Escrow or trust account
A financial arrangement that can hold funds for compensation, reimbursements, or journey-related payments. Ask who administers it, what is funded, and when payments are released.
Medication calendar
The clinic's schedule for medications, monitoring, and timing. For donors, this may lead to retrieval. For surrogates, it may lead to embryo transfer. Follow clinic instructions, not informal summaries.
Embryo transfer
The procedure where an embryo is transferred into the uterus. SART describes third-party reproduction as a category that may include donors and gestational carriers. The clinic owns the transfer plan.
Egg retrieval
The procedure where eggs are retrieved after stimulation and monitoring. Donors should know recovery instructions, symptoms to report, and follow-up expectations.
OB handoff
The transition from fertility-clinic monitoring to obstetric pregnancy care. Ask when the handoff happens and who answers after-hours questions.
How to use this glossary
When someone uses a process term, ask what evidence proves the step is complete and who owns the next step. That habit prevents confusion between "we are matched," "the clinic cleared the plan," "the contract is signed," and "transfer can be scheduled."

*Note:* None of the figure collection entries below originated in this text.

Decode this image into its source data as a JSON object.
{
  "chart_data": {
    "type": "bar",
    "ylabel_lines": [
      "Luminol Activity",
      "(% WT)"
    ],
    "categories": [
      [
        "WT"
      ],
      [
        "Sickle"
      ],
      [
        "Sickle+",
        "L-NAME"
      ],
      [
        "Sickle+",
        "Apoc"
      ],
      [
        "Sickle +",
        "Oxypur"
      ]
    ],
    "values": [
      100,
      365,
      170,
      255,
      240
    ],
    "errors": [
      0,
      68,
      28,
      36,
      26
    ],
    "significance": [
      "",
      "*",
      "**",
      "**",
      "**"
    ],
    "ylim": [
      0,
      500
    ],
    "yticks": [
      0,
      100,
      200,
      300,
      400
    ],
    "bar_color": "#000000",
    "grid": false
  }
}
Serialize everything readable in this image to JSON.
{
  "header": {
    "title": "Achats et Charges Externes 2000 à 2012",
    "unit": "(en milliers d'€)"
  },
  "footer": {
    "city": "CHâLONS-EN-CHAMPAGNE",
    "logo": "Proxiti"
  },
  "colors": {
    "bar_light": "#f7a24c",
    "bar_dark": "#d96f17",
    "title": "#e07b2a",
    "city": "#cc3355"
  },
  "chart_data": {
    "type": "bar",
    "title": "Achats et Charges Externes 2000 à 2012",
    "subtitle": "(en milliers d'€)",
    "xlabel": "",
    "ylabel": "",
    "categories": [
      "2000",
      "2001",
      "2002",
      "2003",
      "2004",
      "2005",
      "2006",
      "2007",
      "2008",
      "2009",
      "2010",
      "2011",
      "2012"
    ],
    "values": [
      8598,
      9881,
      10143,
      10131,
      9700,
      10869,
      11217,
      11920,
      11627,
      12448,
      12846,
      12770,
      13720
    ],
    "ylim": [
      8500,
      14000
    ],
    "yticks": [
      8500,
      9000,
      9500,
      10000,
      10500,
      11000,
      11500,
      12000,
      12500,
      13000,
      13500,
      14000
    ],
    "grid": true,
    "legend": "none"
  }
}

Terms that are often confused
Match, medical clearance, legal clearance, and transfer scheduling are separate milestones. Application, eligibility, screening, and approval are also separate. If a conversation uses one term to mean all of them, slow down and ask for the exact status. Clear language prevents intended parents, surrogates, and donors from making plans based on a milestone that has not happened yet.
Next steps
This glossary is educational information only. Ask the agency, clinic, attorney, or other relevant professional how each term applies to your actual journey.